Foto: Szene aus "Krabat" am Stuttgarter Ballett. David Moore (Krabat), Marijn Rademaker (Meister) © Stuttgarter Ballett
Text:Claudia Gass, am 25. März 2013
Die optischen Illusionen, die die Tricktechnik herbeizaubert, sind perfekt. Aber die wahrhaft magischen Momente entstehen in dem Handlungsballett „Krabat“ mit den ureigenen Mitteln der Bühnenkünste: aus dem Tanz, dem Spiel und der Musik. Der Choreograf Demis Volpi entwirft in seinem ersten abendfüllenden Stück, das er im Auftrag des Stuttgarter Balletts kreiert hat, mit souveräner Hand großes Kino auf der Theaterbühne des Opernhauses, tut dies jedoch durch eine relativ abstrakte moderne Erzählweise, ganz ohne naturalistische Eins-zu-eins-Bebilderung.
Die Tanzsprache von Volpi ist in seinen abstrakten Stücken erfindungsreicher. Aber es gelingt ihm, das äußere und das innere Geschehen im Tanz anschaulich zu machen und die Figuren plastisch zu zeichnen. Eher zeitgenössisch ist der Stil, um die dunkle Seite von „Krabat“ zu verdeutlichen. Die Gegenwelt der Freiheit und der Liebe wird dagegen meist symbolisiert vom Schwebeleichten und der klaren Linie des Balletts. Wobei ins Extrem verzerrte klassische Formen dann auch wieder für Wahnsinn und Tod stehen. Der Choreograf versteht es, Atmosphären zu schaffen und dabei unterstützt ihn die klug ausgewählte, an Stimmungen reiche Musik von Pêteris Vasks, Philip Glass und Krzysztof Penderecki. Die im Grunde puristische und dennoch viel fürs Auge bietende Ausstattung von Katharina Schlipf trägt als weiterer künstlerischer Baustein das Stück kongenial mit.

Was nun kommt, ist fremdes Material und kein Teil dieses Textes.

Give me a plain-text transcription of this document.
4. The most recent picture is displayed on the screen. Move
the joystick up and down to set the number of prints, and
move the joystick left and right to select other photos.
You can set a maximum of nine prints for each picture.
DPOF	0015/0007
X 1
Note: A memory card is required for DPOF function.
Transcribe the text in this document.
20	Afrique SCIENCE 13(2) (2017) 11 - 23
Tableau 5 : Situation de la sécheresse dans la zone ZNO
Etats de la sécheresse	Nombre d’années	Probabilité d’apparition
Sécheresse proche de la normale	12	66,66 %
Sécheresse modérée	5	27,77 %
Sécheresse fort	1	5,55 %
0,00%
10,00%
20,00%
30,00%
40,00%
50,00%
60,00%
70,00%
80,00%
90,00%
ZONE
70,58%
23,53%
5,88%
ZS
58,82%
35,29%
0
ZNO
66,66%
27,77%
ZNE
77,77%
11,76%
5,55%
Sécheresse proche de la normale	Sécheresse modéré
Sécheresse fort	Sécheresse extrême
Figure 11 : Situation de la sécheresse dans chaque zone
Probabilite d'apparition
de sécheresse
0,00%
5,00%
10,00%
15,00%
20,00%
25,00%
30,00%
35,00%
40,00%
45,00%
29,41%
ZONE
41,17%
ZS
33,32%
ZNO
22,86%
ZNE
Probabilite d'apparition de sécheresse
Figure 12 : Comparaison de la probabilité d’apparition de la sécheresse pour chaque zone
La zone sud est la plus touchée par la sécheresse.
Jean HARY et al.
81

Die Vorlage des Balletts, Otfried Preußlers berühmtes Jugendbuch um den Waisenjungen Krabat, der in eine mysteriöse Mühle und damit in die Fänge eines Meisters und seiner schwarzen Magie gerät, wurde aufs Wesentliche konzentriert. Dadurch und durch den hohen Abstraktionsgrad des Balletts wird der Kern des Romans herauskristallisiert, was der im Grunde kargen Sprache Preußlers entspricht, die, wie der Tanz im Theater, die Ausmalung des inneren Geschehens und die Aussage im Kopf des Lesers entstehen lässt.
So erzählt Volpi in seinem „Krabat-Ballett eine archetypische Geschichte um das Erwachsenwerden, den Mut zum eigenverantwortlichen Handeln, die Befreiung von Fremdbestimmung und den Verführungen durch Macht sowie die erlösende Kraft der Liebe. Das großartig tanzende Ensemble (in den Hauptrollen: David Moore, Marijn Rademaker, Sue Jin Kang und Elisa Badenes), steuert seinen Teil zu einer rundum gelungenen Uraufführung bei, die Unterhaltsamkeit und Tiefe bietet.
Die offizielle Anerkennung: Der Intendant Reid Anderson hat Demis Volpi zum Hauschoreografen des Stuttgarter Balletts ernannt, „Krabat“-Darsteller David Moore wird Solist.